He has repeatedly called for what he describes as a “regime change” at the Fed, pressing for clearer limits on crisis interventions and a reassessment of how monetary policy influences asset prices and risk-taking.
A different tone on Bitcoin and digital assets
Warsh has also taken a more open stance on Bitcoin than Powell, who has often downplayed the cryptocurrency’s broader economic relevance. In a July discussion hosted by the Hoover Institution, Warsh pushed back against the idea that Bitcoin threatens the Fed’s control over the economy.
Instead, he suggested that decentralized assets could serve as a form of market discipline, rather than a direct challenge to central bank authority. That view has drawn attention from crypto investors who see his nomination as potentially less hostile to the sector.

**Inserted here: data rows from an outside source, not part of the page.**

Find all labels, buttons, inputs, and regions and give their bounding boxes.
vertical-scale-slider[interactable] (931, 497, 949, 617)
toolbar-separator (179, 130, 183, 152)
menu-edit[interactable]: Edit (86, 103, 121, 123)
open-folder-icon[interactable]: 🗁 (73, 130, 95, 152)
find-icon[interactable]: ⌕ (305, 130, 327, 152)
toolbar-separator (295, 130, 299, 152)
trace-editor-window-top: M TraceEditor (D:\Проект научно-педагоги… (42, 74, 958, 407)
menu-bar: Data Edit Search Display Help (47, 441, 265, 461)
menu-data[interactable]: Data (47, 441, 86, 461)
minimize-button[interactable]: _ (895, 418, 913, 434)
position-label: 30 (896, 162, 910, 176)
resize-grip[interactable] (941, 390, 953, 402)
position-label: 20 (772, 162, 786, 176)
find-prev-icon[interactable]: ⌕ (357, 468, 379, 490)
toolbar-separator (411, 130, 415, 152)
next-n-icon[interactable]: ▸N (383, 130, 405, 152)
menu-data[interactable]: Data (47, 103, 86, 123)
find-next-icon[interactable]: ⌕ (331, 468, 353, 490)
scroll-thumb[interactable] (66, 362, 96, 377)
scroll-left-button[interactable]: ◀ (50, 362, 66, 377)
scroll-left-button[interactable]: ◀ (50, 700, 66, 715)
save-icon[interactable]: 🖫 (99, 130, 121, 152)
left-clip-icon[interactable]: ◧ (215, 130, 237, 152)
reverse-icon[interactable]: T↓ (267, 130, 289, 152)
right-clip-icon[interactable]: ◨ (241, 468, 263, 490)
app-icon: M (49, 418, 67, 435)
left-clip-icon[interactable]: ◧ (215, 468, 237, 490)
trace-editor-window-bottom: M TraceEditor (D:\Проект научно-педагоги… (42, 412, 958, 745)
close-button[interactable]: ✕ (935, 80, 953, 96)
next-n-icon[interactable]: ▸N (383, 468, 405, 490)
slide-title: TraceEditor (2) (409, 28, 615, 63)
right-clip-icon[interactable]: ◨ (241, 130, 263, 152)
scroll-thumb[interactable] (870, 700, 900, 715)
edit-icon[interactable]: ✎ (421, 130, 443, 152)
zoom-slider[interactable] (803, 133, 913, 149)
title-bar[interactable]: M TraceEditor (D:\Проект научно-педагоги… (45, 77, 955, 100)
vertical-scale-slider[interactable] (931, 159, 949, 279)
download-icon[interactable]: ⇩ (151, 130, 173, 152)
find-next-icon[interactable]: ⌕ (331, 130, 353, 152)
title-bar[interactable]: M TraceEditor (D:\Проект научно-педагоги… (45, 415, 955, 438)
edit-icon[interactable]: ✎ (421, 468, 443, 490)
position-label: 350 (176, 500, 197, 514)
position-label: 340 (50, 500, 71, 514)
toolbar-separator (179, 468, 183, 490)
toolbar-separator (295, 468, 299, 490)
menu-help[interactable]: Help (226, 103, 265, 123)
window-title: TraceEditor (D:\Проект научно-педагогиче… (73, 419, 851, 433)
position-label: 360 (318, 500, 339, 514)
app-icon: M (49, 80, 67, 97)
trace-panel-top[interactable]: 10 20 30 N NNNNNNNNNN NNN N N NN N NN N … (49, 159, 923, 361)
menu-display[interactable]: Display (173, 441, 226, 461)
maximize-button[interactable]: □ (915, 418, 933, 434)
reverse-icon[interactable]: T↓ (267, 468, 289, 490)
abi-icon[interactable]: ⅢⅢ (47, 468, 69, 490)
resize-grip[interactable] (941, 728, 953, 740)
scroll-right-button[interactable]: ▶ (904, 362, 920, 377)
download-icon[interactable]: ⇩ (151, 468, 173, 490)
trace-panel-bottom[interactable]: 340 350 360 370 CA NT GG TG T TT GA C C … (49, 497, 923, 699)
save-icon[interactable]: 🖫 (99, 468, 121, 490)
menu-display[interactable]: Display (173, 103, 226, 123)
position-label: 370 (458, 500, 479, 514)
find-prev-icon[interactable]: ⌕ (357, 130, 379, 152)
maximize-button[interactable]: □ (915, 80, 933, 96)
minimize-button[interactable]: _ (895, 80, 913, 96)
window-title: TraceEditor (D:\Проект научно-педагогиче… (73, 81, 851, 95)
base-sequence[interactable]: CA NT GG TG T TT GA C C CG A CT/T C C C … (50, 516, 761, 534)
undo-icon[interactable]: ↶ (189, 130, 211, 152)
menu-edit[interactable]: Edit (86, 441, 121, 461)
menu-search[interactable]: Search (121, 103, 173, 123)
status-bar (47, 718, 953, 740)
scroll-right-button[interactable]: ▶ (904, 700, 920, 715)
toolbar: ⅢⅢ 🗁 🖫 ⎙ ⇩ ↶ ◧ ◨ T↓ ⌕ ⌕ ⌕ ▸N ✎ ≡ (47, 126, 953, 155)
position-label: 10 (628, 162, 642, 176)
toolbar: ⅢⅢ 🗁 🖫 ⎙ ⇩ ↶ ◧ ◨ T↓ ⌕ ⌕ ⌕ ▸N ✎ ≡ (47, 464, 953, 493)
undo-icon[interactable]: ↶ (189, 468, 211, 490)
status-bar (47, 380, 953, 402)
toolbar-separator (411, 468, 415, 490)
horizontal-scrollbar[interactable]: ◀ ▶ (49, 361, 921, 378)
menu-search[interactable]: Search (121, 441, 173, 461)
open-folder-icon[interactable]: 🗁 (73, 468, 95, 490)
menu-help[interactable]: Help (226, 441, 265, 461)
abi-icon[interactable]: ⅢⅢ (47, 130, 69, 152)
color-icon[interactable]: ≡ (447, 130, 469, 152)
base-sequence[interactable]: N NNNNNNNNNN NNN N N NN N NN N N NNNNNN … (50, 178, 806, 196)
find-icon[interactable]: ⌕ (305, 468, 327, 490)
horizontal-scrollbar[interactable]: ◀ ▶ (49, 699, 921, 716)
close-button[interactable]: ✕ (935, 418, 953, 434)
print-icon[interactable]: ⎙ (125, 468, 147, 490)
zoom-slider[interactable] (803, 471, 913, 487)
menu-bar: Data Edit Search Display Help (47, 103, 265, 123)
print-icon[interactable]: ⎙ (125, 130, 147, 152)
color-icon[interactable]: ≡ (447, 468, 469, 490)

Market reaction and the gold debate
The announcement landed amid broader repricing across risk assets, including Bitcoin, as investors weighed the possibility of a more hawkish Fed leadership and renewed concerns about a partial US government shutdown.
Gold prices also came under pressure, though prominent gold advocate Peter Schiff argued the sell-off was being misattributed. Schiff said the decline in gold and silver had “nothing to do” with Warsh’s nomination, adding that Trump would not have selected him if he truly believed Warsh would pursue aggressively tight policy. Even the Fed’s most hawkish members, Schiff said, remain “doves” by historical standards.
What happens next
Warsh’s nomination now heads to the US Senate, where lawmakers are expected to probe his past criticism of the Powell Fed, his views on regulation, and his approach to crisis management. Hearings are likely to focus on whether he would tighten policy more quickly than his predecessor and how he would balance inflation control with financial stability.
For markets, the confirmation process itself could be as important as the final vote, offering clues about how a potential Warsh-led Federal Reserve might steer monetary policy in the years ahead.